Spin-Polarized Transport Behavior Induced by Asymmetric Edge Hydrogenation in Hybridized Zigzag Boron Nitride and Graphene Nanoribbons

We fused zigzag graphene to boron nitride nanoribbons by gradually doping C atoms at only one edge of the ribbons to design a hybridized ZB(x)N(y)C(z) (x+y+z=12) structure. To create asymmetric edge hydrogenation, the ZB(x)N(y)C(z) ribbons were monohydrogenated (N-H) at one edge and dihydrogenated (C-H-2) at the opposite edge, and the structure was subsequently labeled as H-ZB(x)N(y)C(z)-H-2. On the basis of density functional theory and non-equilibrium Green's function, our simulation revealed that H-ZB(x)N(y)C(z)-H-2-based devices present a variety of abnormal spin-polarized transport properties.

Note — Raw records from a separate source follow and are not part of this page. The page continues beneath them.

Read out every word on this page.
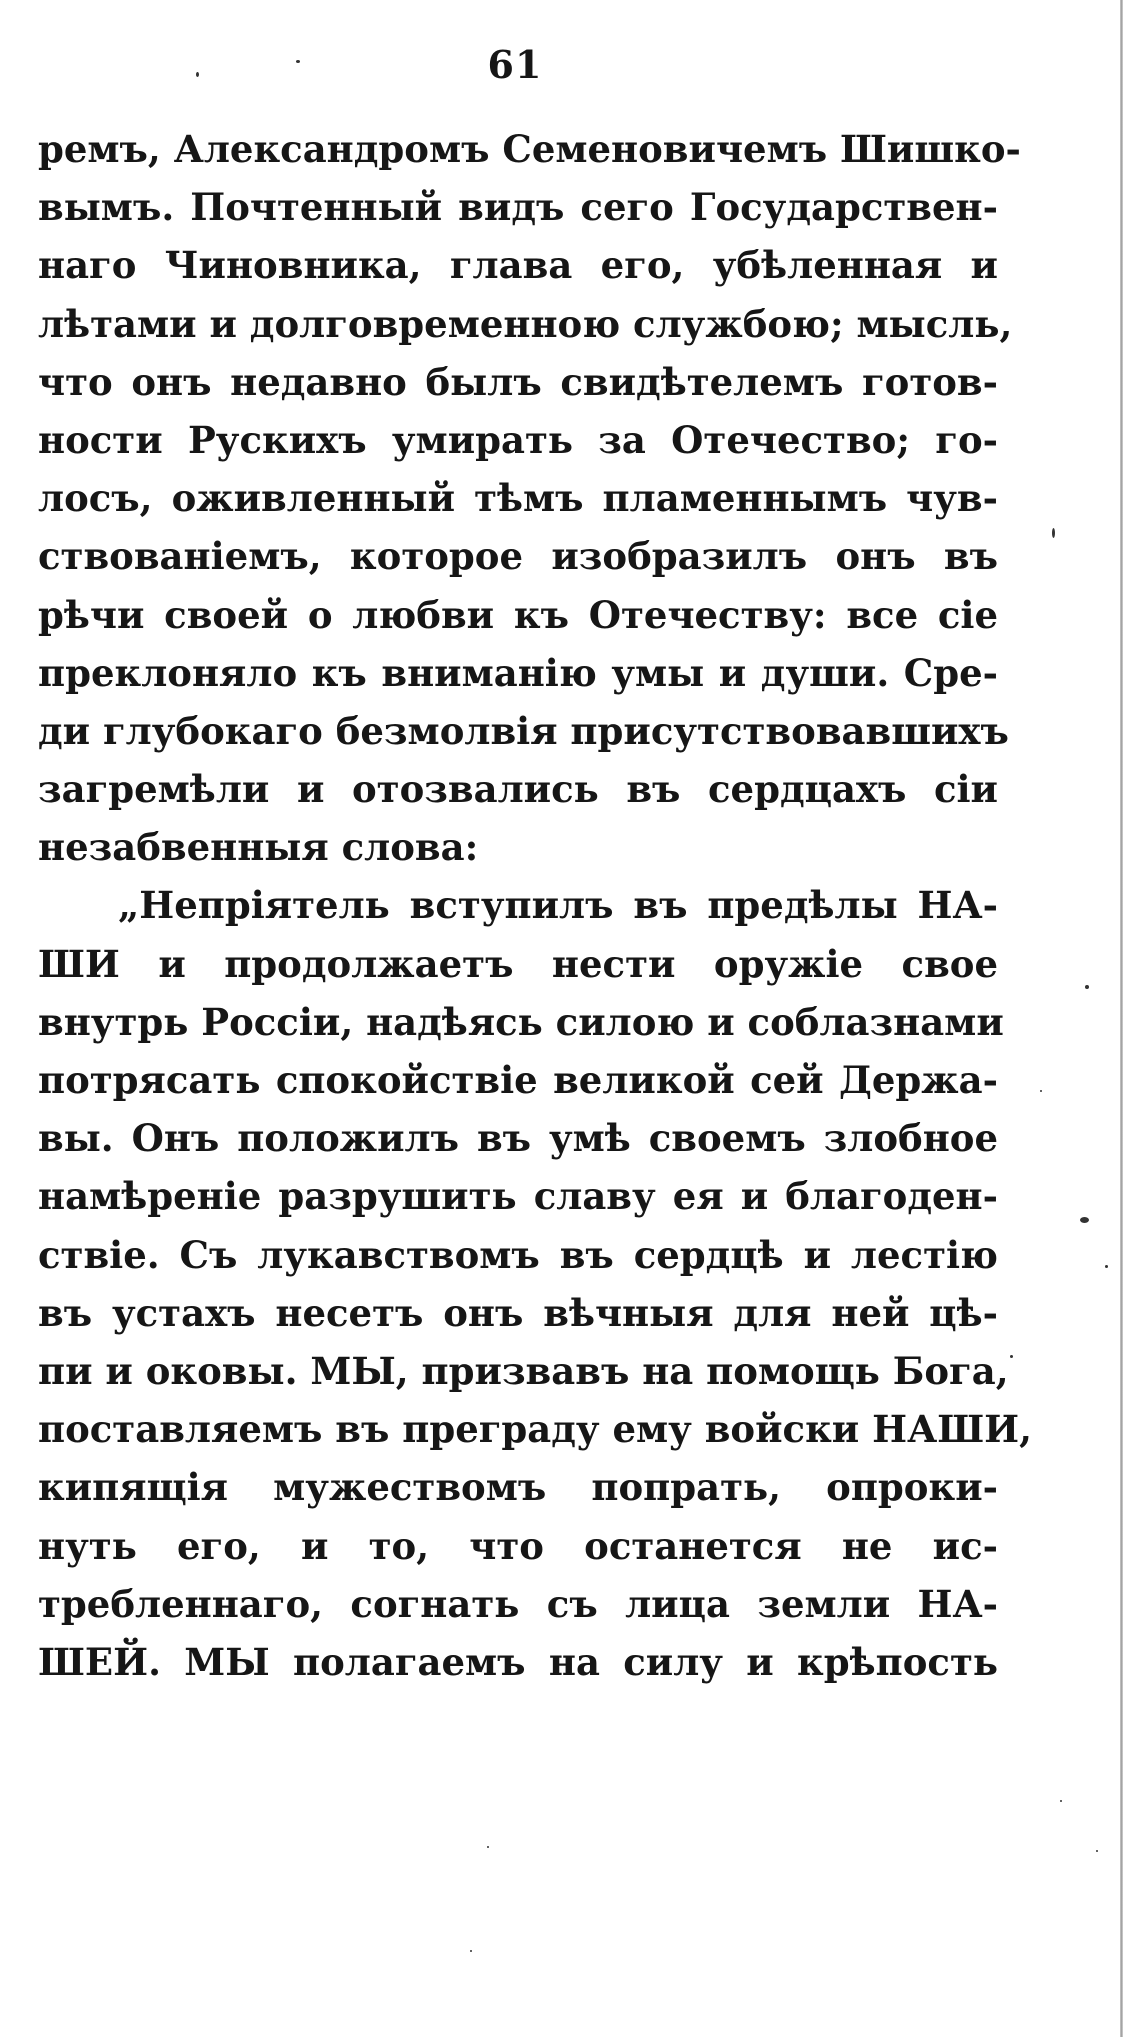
61
ремъ, Александромъ Семеновичемъ Шишко-
вымъ. Почтенный видъ сего Государствен-
наго Чиновника, глава его, убѣленная и
лѣтами и долговременною службою; мысль,
что онъ недавно былъ свидѣтелемъ готов-
ности Рускихъ умирать за Отечество; го-
лосъ, оживленный тѣмъ пламеннымъ чув-
ствованіемъ, которое изобразилъ онъ въ
рѣчи своей о любви къ Отечеству: все сіе
преклоняло къ вниманію умы и души. Сре-
ди глубокаго безмолвія присутствовавшихъ
загремѣли и отозвались въ сердцахъ сіи
незабвенныя слова:
„Непріятель вступилъ въ предѣлы НА-
ШИ и продолжаетъ нести оружіе свое
внутрь Россіи, надѣясь силою и соблазнами
потрясать спокойствіе великой сей Держа-
вы. Онъ положилъ въ умѣ своемъ злобное
намѣреніе разрушить славу ея и благоден-
ствіе. Съ лукавствомъ въ сердцѣ и лестію
въ устахъ несетъ онъ вѣчныя для ней цѣ-
пи и оковы. МЫ, призвавъ на помощь Бога,
поставляемъ въ преграду ему войски НАШИ,
кипящія мужествомъ попрать, опроки-
нуть его, и то, что останется не ис-
требленнаго, согнать съ лица земли НА-
ШЕЙ. МЫ полагаемъ на силу и крѣпость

When the value of x and y in the H-ZB(x)N(y)C(z)-H-2 structure is not equal (i.e., z is an odd number), the spin-polarized currents are restricted, regardless of their ferromagnetic (FM) or anti-ferromagnetic (AFM) state. When x is equal to y (i.e., z is an even number), the H-ZB(x)N(y)C(z)-H-2 structure exhibits negative differential resistance and spin-filtering features in the FM state. Conversely, in the AFM state, the spin-polarized currents of the structure exhibit an exceptional oscillation effect with spin polarization as high as 100% at certain bias voltages. By adjusting the width of graphene and the spin states, the resulting hybridized H-ZB(x)N(y)C(z)-H-2 structure can be potentially applied to the fabrication of spin nanodevices with exotic functionalities.